Tyler and I have created the habit of taking Jupiter and Honey to the Haskell Indian Nations University nature preserve in the mornings on a "double dog walk." We let them both off lead. Jupiter gets worn out sprinting about and chasing the other dogs we meet and then becomes a couch potato for the rest of the day. Honey actually plays (just a bit) with Jupiter. It truly warmed my heart the first time I saw it – she's dog-aggressive and has never played with a dog before. It was awesome.

I just took Jupiter to puppy class for the first time since we started doing this daily (past week or so). He was his normal overly-excitable self at first, but about half way through he got really attentive and obedient. We actually got to show off a bit with some happenstance long distance obedience – there was literally oooing and ahhing. He's quite obedient at home without major distractions (we practice nothing's-for-free for feeding twice a day) and that finally came through at class tonight. It was awesome.

06 November 2009

Defying Gravity

Keith and Tyler and I just watched the last episode of Defying Gravity. I can't believe this show is canceled. That is uncool.

05 November 2009

Well I was completely anti-social today

http://nicolas.is-a-geek.org/chat.html

You have to tell your friend via some other means what room you're in, once you start one.

I've used it a bit in Firefox, Safari, and Chrome. And on my phone – which is just plain weird.

In case you're wondering, it uses Apache 2.2 running on Leopard, with a multi-threaded Haskell program running server-side in FastCGI mode – and of course, the infamous XMLHttpRequest.

Call me a minimalist and then re-design the interface for me.

my website and JavaScript stuff

I was setting-up an old desktop to be a server, but it made a loud popping noise when I turned it on. Hence – for now – I'm using my laptop to serve my website. Which is a horrible idea. But it's what I've got.

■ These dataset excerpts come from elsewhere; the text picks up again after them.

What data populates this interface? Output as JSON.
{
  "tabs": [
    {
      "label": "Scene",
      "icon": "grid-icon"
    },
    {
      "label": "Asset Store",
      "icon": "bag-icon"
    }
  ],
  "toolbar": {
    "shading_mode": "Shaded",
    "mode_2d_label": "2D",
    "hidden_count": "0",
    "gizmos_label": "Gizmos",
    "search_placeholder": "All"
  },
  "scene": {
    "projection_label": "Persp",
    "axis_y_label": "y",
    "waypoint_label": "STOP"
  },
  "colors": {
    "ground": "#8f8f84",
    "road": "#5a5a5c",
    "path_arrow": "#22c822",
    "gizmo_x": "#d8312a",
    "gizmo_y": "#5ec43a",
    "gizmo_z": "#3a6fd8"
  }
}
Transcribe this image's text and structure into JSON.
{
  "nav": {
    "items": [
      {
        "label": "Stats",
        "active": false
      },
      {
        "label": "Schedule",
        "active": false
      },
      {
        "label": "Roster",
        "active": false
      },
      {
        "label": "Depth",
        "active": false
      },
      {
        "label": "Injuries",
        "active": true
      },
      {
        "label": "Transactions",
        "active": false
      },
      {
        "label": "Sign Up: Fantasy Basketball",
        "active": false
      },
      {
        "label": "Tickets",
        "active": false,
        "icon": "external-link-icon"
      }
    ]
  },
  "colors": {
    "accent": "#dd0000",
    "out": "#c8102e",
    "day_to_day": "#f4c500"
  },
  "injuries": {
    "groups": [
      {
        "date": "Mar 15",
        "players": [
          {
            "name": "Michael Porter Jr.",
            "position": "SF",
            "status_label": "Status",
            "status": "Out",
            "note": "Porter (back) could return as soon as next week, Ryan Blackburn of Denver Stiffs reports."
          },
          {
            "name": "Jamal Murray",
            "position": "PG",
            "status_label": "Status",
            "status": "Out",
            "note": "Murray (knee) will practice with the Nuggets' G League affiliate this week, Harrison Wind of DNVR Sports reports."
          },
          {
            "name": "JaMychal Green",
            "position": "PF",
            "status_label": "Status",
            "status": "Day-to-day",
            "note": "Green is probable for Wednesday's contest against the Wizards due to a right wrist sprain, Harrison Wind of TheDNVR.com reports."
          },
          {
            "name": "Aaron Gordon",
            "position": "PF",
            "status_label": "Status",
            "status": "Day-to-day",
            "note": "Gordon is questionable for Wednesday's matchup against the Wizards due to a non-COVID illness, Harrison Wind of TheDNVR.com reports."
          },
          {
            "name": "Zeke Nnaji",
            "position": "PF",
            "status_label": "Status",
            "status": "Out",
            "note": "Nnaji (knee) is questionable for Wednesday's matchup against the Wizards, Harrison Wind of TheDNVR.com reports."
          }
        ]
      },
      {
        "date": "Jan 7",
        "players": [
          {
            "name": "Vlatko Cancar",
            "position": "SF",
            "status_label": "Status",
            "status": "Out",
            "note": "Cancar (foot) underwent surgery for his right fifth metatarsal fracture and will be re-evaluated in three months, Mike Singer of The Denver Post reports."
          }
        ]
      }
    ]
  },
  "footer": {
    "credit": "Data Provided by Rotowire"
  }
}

http://nicolas.is-a-geek.org

Currently the front-page is one of those cool kid photos. Primarily because I'm obsessed with my hair as it's never been this long before.

A little less vanity: I dug into asynchrony in JavaScript for a pet project I've been working on, so I wrote up a summary of my autodidactic endeavor.

Remember, unless you catch me with my laptop on at home, my website won't be loading for you.

† Who uses that word?

02 November 2009

twords... *palm to the face*

My inner pubescence will never die: "Parker, let's just see what they're up to and keep each other aboob of tonight's activities."

KA CHING

And Parker wanted me to share Nickchalant. I'll leave it to him to explain that one – apparently I have "a way". I hope it's akin to a pirate smile.

01 November 2009

JavaScript doesn't do dos

Well, JavaScript on Firefox does dos. You can name a variable do, even though it's a language keyword. Safari and Chrome barf on that.

I don't like languages that don't admit keyword variable names. It's called scoping, people – look it up. Also, context-sensitive parsing: "Woo woo! All aboard." A loop construct doesn't follow a period. And dynamic LHSes never hurt anyone, especially in a late-binding language. Arg.